Das Ehepaar Hildenbrand wohnt seit 1963 in der Hauptstraße nähe des Badischen Hofs. Gerlinde, eine geborene Biedermann, wuchs auf in der Kronenstraße, Walter in der Feldstraße. Sie zeigt uns alte Fotos aus Kriegszeiten, auf denen sie etwa zwölf Jahre alt ist. Beliebtes Motiv: Kinder im Schnee, denn es scheint in den 1940er Jahren besonders kalte Winter gegeben zu haben. „Man hat früher gesagt, der viele Schnee kommt von den Bomben, vom Pulverdampf“, sagt Walter Hildenbrand.
Alt-Feudenheim schien für die Kinder „Wintersportgebiet“ zu sein, sie sitzen auf Schlitten und tragen Schlittschuhe. „In der Feldstraße gab es eine Mulde, in die der Schnee reingekippt wurde. Wenn es taute und dann wieder fror, konnte man darauf Schlittschuh laufen“, erinnert sich der 94-Jährige. Im Sommer hielten sich nicht nur Kinder gerne draußen auf. „Die meisten Leute hatten kein Radio, Fernseher gab es noch nicht. Abends saßen die Nachbarn zusammen draußen und unterhielten sich, die Frauen mit Strick–strumpf“, weiß seine Frau. „Man hat sich gegenseitig geholfen und vertraut, die Hoftore standen immer offen. Und weil in der Kronenstraße noch niemand ein Auto hatte, konnte man die komplette Straße zum Feiern nutzen.
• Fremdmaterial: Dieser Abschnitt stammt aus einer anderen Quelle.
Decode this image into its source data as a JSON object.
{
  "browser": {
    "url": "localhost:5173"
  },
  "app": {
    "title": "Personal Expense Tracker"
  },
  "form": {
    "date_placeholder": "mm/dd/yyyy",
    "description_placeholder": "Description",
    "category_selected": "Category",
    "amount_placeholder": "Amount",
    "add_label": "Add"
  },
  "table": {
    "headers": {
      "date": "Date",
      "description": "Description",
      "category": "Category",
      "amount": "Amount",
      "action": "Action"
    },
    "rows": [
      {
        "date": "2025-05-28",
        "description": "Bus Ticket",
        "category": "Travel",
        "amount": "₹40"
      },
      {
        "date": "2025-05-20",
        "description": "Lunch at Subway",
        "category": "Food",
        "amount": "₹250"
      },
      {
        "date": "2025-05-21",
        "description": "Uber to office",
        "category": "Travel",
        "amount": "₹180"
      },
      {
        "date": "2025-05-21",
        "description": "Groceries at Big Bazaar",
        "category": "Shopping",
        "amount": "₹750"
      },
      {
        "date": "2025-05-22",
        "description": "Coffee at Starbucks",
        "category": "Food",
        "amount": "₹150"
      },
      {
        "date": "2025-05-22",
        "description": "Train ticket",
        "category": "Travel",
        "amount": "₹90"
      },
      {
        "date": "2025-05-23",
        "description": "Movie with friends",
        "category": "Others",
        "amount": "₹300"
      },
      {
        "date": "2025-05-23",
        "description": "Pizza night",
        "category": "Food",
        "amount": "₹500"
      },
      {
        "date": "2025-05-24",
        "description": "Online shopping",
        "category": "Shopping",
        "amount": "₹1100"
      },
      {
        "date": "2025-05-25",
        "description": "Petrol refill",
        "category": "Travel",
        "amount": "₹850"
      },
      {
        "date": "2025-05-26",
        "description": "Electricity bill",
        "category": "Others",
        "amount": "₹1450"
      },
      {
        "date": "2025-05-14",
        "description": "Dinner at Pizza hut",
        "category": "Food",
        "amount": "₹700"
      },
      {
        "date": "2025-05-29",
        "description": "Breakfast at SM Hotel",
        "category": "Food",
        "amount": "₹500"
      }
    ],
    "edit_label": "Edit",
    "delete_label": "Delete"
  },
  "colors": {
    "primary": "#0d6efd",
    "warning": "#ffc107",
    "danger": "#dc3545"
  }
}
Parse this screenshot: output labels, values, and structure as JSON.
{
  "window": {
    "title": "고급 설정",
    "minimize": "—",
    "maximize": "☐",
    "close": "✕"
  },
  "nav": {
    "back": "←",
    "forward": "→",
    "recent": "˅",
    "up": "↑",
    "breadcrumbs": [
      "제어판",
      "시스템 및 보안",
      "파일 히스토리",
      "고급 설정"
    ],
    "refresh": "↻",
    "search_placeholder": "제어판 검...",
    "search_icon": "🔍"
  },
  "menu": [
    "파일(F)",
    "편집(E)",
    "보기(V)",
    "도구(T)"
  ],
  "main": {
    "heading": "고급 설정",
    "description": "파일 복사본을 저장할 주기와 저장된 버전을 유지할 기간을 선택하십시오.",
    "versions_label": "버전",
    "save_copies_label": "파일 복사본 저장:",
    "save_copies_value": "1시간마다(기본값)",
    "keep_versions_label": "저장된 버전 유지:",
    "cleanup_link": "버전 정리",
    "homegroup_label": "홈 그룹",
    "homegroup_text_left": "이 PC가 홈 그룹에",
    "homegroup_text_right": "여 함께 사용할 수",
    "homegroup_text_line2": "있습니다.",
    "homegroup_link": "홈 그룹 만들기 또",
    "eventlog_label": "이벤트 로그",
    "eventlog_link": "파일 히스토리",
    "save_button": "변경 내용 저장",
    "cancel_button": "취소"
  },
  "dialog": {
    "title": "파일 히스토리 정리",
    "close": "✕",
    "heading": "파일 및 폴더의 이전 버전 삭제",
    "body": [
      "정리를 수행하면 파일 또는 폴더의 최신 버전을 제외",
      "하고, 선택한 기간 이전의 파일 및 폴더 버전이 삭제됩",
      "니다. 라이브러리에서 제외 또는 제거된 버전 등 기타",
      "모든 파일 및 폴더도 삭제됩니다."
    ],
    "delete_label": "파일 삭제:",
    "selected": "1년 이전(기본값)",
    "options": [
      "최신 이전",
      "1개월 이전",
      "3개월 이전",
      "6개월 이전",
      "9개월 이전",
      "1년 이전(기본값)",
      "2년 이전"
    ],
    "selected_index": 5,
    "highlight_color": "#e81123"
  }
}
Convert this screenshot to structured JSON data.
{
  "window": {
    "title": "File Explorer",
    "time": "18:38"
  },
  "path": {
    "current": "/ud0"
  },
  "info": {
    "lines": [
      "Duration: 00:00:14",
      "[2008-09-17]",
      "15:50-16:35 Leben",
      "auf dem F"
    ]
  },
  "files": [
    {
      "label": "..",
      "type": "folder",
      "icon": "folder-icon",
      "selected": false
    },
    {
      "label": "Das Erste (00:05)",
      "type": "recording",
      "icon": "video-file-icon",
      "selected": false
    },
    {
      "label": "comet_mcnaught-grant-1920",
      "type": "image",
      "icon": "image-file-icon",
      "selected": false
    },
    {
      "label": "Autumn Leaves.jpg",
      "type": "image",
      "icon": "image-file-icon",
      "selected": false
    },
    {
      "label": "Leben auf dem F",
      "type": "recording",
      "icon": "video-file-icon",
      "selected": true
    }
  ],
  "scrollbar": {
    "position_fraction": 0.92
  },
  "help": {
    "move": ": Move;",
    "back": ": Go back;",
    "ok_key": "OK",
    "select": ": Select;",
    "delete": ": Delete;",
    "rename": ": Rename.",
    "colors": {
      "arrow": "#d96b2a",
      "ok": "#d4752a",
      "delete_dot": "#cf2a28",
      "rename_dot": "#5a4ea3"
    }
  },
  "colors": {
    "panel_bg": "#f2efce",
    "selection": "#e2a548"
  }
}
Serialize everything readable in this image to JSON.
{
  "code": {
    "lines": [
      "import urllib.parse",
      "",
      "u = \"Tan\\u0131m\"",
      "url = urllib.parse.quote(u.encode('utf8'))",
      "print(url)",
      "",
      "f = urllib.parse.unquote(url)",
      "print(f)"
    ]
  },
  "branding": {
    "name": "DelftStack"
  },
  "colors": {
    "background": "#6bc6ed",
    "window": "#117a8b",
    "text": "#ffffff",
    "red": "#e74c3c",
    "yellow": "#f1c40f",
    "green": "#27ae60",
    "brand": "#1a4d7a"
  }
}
Bei Hochzeiten wurden einfach die Esstische rausgestellt.“
Werbung mit dem Beiwagen
Doch mancher Alt-Feudenheimer war schon motorisiert. „Mein Cousin Karl arbeitete beim Motorradbauer Zeiss und Schwärzel und ist selbst Motorrad gefahren. Er machte ständig Werbung dafür und ließ Leute im Beiwagen mitfahren“, so Walter Hildenbrand, gelernter Werkzeugmacher. Ein weiteres Foto zeigt Gerlinde mitten auf der Kronenstraße mit einem Schäferhund: „Das ist der Nachbarshund Harro, den habe ich Gassi geführt und damit 20 Pfennig verdient.“ Und natürlich hatten die Kinder das Universalspielzeug, mit dem noch bis in die 70er Jahre gespielt wurde: Klicker, Murmeln. Die aus Ton waren üblich, die aus Glas etwas Besonderes. „Der Nachbarsbub Helmut hat mir immer meine Glasklicker geklaut, meine Oma hat sie zurückgeholt. Jeden Abend. Wenn die Nachbarn meine Oma kommen sahen, riefen sie: Oh liewer Gott, die Anna kummt widder!“
Besonders abenteuerlich fand Gerlinde es, die weniger gut situierten Nachbarn zu besuchen, die sieben Kinder hatten. „Sie haben auf Strohsäcken geschlafen und hatten karierte Bettwäsche, da wollte ich übernachten. Bei uns gab es nur weiße. Die Kinder hatten wenig Kleidung, sodass meine Mutter meiner Freundin mal ein Dirndl genäht hat“, sagt Gerlinde Hildenbrand, gelernte Verkäuferin. Auch wenn Gerlinde und Walter so nah beieinander wohnten, lernten sie sich doch erst 1949 näher kennen – bei einer Tanzveranstaltung im Badischen Hof. 1951 heirateten sie.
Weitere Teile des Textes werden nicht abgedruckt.